Shania ikut berhenti. Ia terdiam sejenak untuk memikirkan jawaban. "Tuan Muda cemburu ya?" tanya Shania dengan nada menggoda.
Andi memalingkan mukanya. "Enggak kok," jawab anak itu.
Shania mengangkat senyumnya. "Ngaku aja deh. Kalau gak salah anak perempuan tadi manggil Tuan Muda pake nama Prince lohh. Ayo kasih tahu sama Kakak, anak perempuan tadi pasti suka sama Tuan Muda, 'kan?" Shania tidak mau berhenti menggoda Andi, dan hal itu berhasil membuat wajah Andi merona.
"Tapi, Andi gak suka," jawab Andi spontan.
"Cieee ... Jadi, beneran nihh kalau anak perempuan itu suka sama Tuan Muda."

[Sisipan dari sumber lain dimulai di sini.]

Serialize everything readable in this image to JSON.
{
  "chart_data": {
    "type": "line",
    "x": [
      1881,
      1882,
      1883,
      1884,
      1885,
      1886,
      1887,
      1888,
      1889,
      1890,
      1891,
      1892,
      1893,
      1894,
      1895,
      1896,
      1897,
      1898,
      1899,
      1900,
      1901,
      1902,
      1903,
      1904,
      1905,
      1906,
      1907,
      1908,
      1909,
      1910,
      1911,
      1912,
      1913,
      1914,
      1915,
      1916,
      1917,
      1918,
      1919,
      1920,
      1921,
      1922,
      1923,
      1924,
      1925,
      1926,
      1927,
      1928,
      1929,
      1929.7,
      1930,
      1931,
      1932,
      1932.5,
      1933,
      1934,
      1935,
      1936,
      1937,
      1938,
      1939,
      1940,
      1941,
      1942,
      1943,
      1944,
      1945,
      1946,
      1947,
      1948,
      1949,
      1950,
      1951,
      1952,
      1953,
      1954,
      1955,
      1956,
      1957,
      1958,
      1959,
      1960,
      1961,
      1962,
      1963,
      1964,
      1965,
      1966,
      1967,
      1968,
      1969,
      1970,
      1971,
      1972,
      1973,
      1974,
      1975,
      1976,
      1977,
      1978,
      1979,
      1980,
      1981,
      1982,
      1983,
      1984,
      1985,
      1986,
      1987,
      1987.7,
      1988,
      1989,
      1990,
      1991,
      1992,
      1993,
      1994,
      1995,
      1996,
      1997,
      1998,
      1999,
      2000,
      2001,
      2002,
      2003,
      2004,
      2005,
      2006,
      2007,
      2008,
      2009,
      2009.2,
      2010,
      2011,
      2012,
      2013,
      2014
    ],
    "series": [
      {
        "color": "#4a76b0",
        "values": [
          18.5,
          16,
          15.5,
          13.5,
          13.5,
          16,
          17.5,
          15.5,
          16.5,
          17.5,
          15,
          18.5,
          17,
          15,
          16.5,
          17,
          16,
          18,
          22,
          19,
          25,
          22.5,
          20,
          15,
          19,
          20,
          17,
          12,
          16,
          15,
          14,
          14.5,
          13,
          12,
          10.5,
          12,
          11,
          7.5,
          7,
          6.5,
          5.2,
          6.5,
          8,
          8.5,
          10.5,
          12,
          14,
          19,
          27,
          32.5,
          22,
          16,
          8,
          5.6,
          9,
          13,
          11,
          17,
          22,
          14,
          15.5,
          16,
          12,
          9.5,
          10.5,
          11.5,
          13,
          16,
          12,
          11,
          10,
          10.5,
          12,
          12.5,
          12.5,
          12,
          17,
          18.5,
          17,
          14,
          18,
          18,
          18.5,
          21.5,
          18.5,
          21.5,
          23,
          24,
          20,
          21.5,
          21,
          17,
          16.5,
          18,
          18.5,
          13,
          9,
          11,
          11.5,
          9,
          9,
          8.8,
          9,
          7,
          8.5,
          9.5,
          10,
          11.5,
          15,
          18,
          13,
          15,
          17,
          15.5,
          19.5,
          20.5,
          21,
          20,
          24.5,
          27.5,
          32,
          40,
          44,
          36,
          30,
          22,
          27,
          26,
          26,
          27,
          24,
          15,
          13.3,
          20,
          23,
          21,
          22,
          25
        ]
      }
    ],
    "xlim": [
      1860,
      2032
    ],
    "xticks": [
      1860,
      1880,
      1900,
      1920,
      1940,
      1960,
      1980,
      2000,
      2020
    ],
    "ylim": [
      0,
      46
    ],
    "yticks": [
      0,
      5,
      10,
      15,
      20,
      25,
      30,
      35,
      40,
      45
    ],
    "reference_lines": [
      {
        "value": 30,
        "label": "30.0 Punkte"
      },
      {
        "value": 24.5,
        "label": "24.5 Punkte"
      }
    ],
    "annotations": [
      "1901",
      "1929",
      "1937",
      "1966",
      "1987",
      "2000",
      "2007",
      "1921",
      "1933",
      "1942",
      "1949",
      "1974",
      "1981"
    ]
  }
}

Tidak ingin mendengar Shania terus menggodanya, Andi dengan cepat mendahului Shania masuk ke kelas. Shania terkekeh geli, melihat wajah Andi yang sudah memerah karenanya. Namun, gadis itu teringat pada Adel. Sedikit greget karena anak sekecil itu sudah mengerti tentang cinta-cintaan. Kalau tidak dalam masa kabur, sudah dipastikan ia akan mengomeli anak itu habis-habisan.